Kim Kataguiri apresentou nesta sexta-feira (6) um requerimento para convocar o ministro do STF Alexandre de Moraes a depor na CPMI do INSS. A ação parte de mensagens atribuídas ao celular do banqueiro Daniel Vorcaro, que, segundo o deputado, indicariam uma relação próxima entre Vorcaro e Moraes.
A motivação é questionar Moraes sobre o suposto vínculo com o empresário e desdobramentos do caso, conforme declaração divulgada pelo parlamentar. Kataguiri afirmou que pretende enfrentar o ministro cara a cara durante a oitiva.
O deputado pediu ainda que o presidente da CPMI, senador Carlos Viana, coloque o requerimento em votação o mais rápido possível. A defesa é que, por se tratar de uma comissão mista, há a possibilidade de convocar autoridades para esclarecer o que for apurado.
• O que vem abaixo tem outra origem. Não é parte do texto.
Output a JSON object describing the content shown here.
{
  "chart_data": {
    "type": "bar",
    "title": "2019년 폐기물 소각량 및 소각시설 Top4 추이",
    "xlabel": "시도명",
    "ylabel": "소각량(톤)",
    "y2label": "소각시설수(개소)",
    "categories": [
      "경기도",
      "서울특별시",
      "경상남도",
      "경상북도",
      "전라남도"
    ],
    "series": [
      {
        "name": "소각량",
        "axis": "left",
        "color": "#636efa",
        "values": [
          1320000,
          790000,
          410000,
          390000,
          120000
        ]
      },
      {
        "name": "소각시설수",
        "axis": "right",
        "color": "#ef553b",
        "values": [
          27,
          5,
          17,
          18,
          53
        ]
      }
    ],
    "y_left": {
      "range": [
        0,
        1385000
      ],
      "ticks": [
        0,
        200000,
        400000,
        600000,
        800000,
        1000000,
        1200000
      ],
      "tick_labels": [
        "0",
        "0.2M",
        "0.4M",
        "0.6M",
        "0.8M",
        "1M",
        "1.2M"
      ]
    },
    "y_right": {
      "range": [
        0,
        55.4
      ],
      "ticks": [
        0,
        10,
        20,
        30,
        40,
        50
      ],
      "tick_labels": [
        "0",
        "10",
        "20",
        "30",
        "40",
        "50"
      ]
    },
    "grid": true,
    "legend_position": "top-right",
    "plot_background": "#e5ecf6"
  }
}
A CPMI investiga suspeitas de fraudes contra aposentados e pensionistas do INSS e tem poderes de investigação semelhantes aos de autoridades judiciais, incluindo convocação de testemunhas e requisição de documentos. A pauta envolve atuação de agentes públicos e privados relacionada ao tema.
A Gazeta do Povo solicitou posicionamento de Moraes sobre o pedido, mas não houve retorno até o momento. Moraes, por meio de nota, negou ter mantido qualquer conversa com Vorcaro e classificou as mensagens como uma ilação mentirosa destinada a atacar o STF.